I had a thought about gaming just recently and I wanted to expand on the idea and see if anybody has anything to say about it.
I'll use Starcraft as an example throughout the post, but really any complicated game would work in it's place. If you are unfamiliar with this game, just bear with the first paragraph or skip it, the main point comes after.
A video game like Starcraft is extremely complex. There is so much to learn in order to become even a mediocre player, partially because it is so competitive, and partially because the game operates like a fast paced chess game. You constantly need to out think your opponent using the rules and timings within the given system. And the rules are many. Different unit combinations counter others, you need to know when and how to expand, you need to constantly be making judgments about the current tempo and flow of the game in order to effectively beat your opponent.

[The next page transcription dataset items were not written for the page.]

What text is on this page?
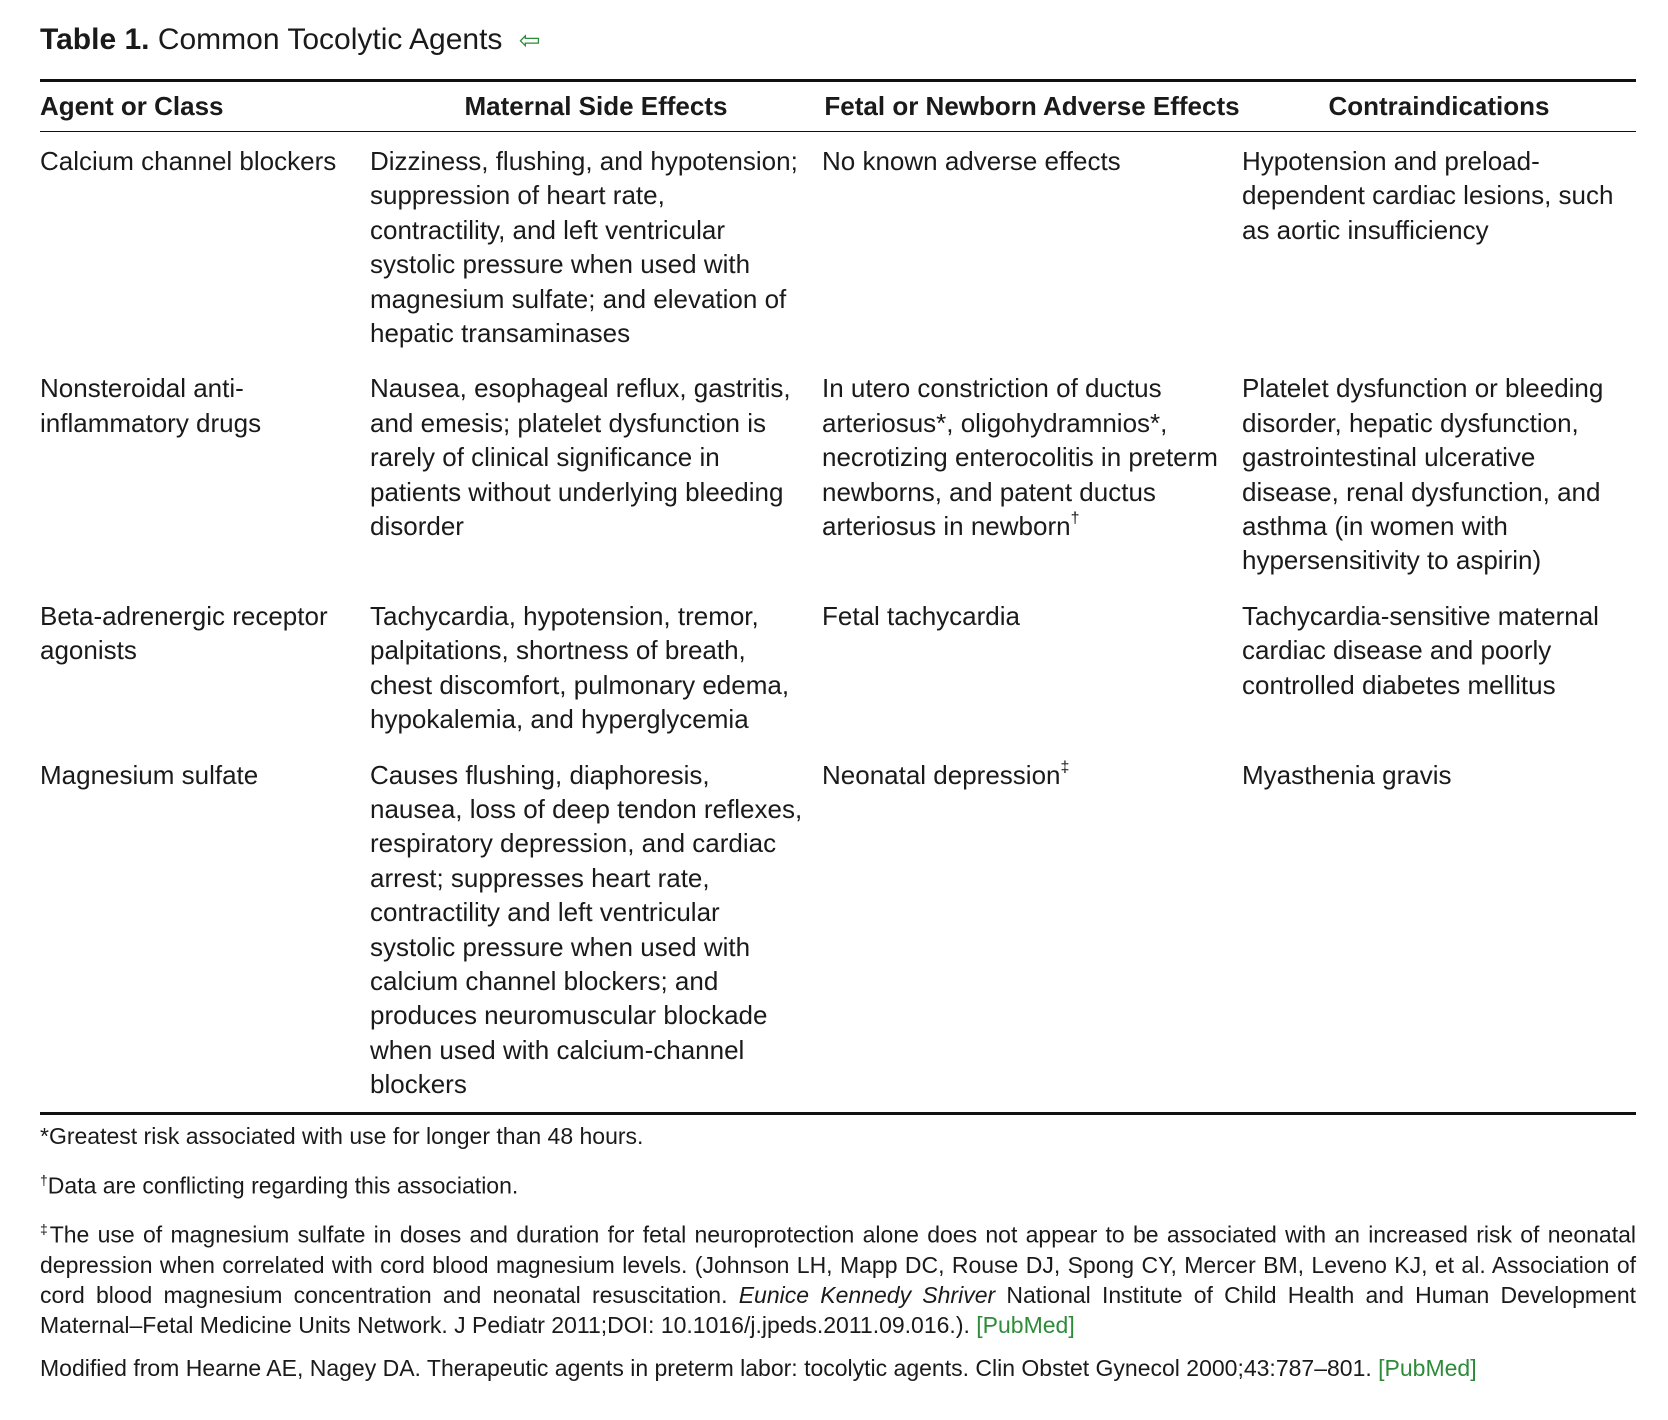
Table 1. Common Tocolytic Agents ⇦
Agent or Class	Maternal Side Effects	Fetal or Newborn Adverse Effects	Contraindications
Calcium channel blockers	Dizziness, flushing, and hypotension; suppression of heart rate, contractility, and left ventricular systolic pressure when used with magnesium sulfate; and elevation of hepatic transaminases	No known adverse effects	Hypotension and preload-dependent cardiac lesions, such as aortic insufficiency
Nonsteroidal anti-inflammatory drugs	Nausea, esophageal reflux, gastritis, and emesis; platelet dysfunction is rarely of clinical significance in patients without underlying bleeding disorder	In utero constriction of ductus arteriosus*, oligohydramnios*, necrotizing enterocolitis in preterm newborns, and patent ductus arteriosus in newborn†	Platelet dysfunction or bleeding disorder, hepatic dysfunction, gastrointestinal ulcerative disease, renal dysfunction, and asthma (in women with hypersensitivity to aspirin)
Beta-adrenergic receptor agonists	Tachycardia, hypotension, tremor, palpitations, shortness of breath, chest discomfort, pulmonary edema, hypokalemia, and hyperglycemia	Fetal tachycardia	Tachycardia-sensitive maternal cardiac disease and poorly controlled diabetes mellitus
Magnesium sulfate	Causes flushing, diaphoresis, nausea, loss of deep tendon reflexes, respiratory depression, and cardiac arrest; suppresses heart rate, contractility and left ventricular systolic pressure when used with calcium channel blockers; and produces neuromuscular blockade when used with calcium-channel blockers	Neonatal depression‡	Myasthenia gravis

*Greatest risk associated with use for longer than 48 hours.

†Data are conflicting regarding this association.

‡The use of magnesium sulfate in doses and duration for fetal neuroprotection alone does not appear to be associated with an increased risk of neonatal depression when correlated with cord blood magnesium levels. (Johnson LH, Mapp DC, Rouse DJ, Spong CY, Mercer BM, Leveno KJ, et al. Association of cord blood magnesium concentration and neonatal resuscitation. Eunice Kennedy Shriver National Institute of Child Health and Human Development Maternal–Fetal Medicine Units Network. J Pediatr 2011;DOI: 10.1016/j.jpeds.2011.09.016.). [PubMed]

Modified from Hearne AE, Nagey DA. Therapeutic agents in preterm labor: tocolytic agents. Clin Obstet Gynecol 2000;43:787–801. [PubMed]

These are just a few examples. Really scores of other things need to be considered. Pages have been written about different strategies and tactics employed in the game in an effort to achieve perfect play.
The name for such a line of reasoning with a game like this is called "theory crafting". Basically you logically analyze a game in order to gain an advantage and divine the best possible strategy in any given situation.
Now it seems to me as though such a game would attract a more intelligent and active mind, simply because becoming adept at that game is no mundane task.
So a game like Starcraft may attract a more intelligent person. It takes their mind in and makes the rest of the world less appealing. When you get right down to it, logical analysis of a video game is not all that much different than the logical analysis of a math or science problem. This area may be open for dispute, but I really think there are many connections between the two.
If a system like a video game becomes more appealing than say scientific research, or some other complex aspect of the real world, then a person may play more than focus on real world problems, but still maintain the same satisfaction that they are achieving something worthwhile, creating a sort of quagmire for motivation and drive to focus on what is real.
Perhaps this is little more than a convoluted analysis of gaming addiction, but it is my argument that this is an (unintended) evil of modern video games.